Desde hace unos años, en efecto, estamos en un tiempo en el cual las tarjetas de crédito se han expandido más que la moral

Si es cierto que el expresidente Alan García pronunció alguna vez la, penosamente, memorable frase “La plata llega sola” durante una conversación privada con Jaime Bayly, entonces estamos en un gordo problema. Significaría que un cierto tipo de mentalidad –ligera, inescrupulosa– navega sin problemas en la atmósfera del poder, como una torva marca de identidad de estos tiempos.

No habría, sin embargo, que subir mucho por la pirámide social, ni retroceder tanto en el tiempo,  para encontrar los ecos de ese presunto llamado al enriquecimiento rápido.
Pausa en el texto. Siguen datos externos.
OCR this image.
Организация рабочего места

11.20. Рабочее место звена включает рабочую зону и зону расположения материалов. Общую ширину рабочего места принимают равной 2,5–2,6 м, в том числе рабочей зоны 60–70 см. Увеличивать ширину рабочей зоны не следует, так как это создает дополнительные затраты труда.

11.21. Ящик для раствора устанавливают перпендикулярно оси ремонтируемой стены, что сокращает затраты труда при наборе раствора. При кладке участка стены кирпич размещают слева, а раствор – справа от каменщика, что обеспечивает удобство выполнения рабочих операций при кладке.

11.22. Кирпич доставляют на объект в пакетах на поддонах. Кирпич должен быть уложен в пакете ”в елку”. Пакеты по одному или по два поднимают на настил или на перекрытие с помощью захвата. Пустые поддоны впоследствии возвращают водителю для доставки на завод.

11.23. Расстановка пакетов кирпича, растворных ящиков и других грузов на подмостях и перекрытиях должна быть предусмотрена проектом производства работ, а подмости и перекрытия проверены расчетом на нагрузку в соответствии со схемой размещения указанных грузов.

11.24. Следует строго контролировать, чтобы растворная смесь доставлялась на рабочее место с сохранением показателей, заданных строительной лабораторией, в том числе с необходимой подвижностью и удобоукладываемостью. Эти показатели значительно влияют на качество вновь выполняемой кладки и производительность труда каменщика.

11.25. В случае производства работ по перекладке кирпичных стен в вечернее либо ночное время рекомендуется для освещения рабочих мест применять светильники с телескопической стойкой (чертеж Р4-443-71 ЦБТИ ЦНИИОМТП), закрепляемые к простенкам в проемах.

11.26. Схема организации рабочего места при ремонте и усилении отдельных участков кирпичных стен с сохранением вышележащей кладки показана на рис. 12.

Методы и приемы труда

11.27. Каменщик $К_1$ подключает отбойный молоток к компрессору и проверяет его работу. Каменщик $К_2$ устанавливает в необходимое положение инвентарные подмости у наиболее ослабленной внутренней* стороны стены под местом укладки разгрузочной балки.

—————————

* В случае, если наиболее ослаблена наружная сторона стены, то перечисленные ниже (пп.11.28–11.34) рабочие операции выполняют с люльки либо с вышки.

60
En los últimos meses, nuestro transido territorio ha estado invadido de ejemplos en los cuales la búsqueda del billete fácil, o de su acumulación mayor, se ha hecho evidente sin que levantemos demasiado las cejas.

Toda la ruma de acusaciones que hoy se dirigen hacia el presidente regional de Ancash, César Álvarez, por citar un caso, están de algún modo vinculadas al dinero y la corrupción, dos grandes tentaciones que, en esa región, parecen haberse casado con el crimen. En el telón de fondo de este drama bailan, entre otras sombras, los abultados ingresos del canon y la re-re-elección. Algo similar podría decirse de la saga mortal que protagoniza en las pistas de Lima la empresa de transportes Orión. O de la insistencia con la que los mineros ilegales, tras destrozar la Amazonía de Madre de Dios y otros lugares, pugnan por reclamar derechos sobre los escombros de sus deberes.

Gonzalo Portocarrero ha sugerido, en un reciente artículo, que esta preocupante deriva configura la existencia del emprendedor sin frenos éticos. Y Mario Benedetti llamó, hace ya varios años, “la profunda frivolidad” a esta suerte de vocación por lo ‘facilongo’. Desde hace unos años, en efecto, estamos en un tiempo en el cual las tarjetas de crédito se han expandido más que la moral.

Por supuesto, no es un asunto nuevo en la historia del Perú o del planeta. Pero no resulta tan arriesgado afirmar que este estallido de inmoralidades de todo calibre –que acaso van en busca de que la plata llegue, en efecto, sola o sin tanto rollo– ha aumentado cuando la macroeconomía se ha vuelto obesa. A más crecimiento, más consumo, pero también más sicarios y secuestros.

El ninguneo de la educación es, finalmente, otra esquina de este fresco de la cultura combi reciclada. Hace poco, acudieron solo 50 –de los 120 parlamentarios– a una presentación del ministro de Educación en el pleno del Congreso. Para mí, fue el signo demoledor de esta época, en la que profusos malls conviven en los barrios con escuelas de escasísimo control de calidad.

No hay muchos ojos para ver esta cultura emergente. El discurso oficial bulle de triunfalismo, de odas a una economía pechugona, aunque, a la vez, de lamentos por problemas como el de la delincuencia. No se hace el link entre la economía y la vida, y lo peor que podría pasarnos ahora es que, ante esta inquietante sensación, desde el poder se nos responda: “¿Cuál es el problema?”.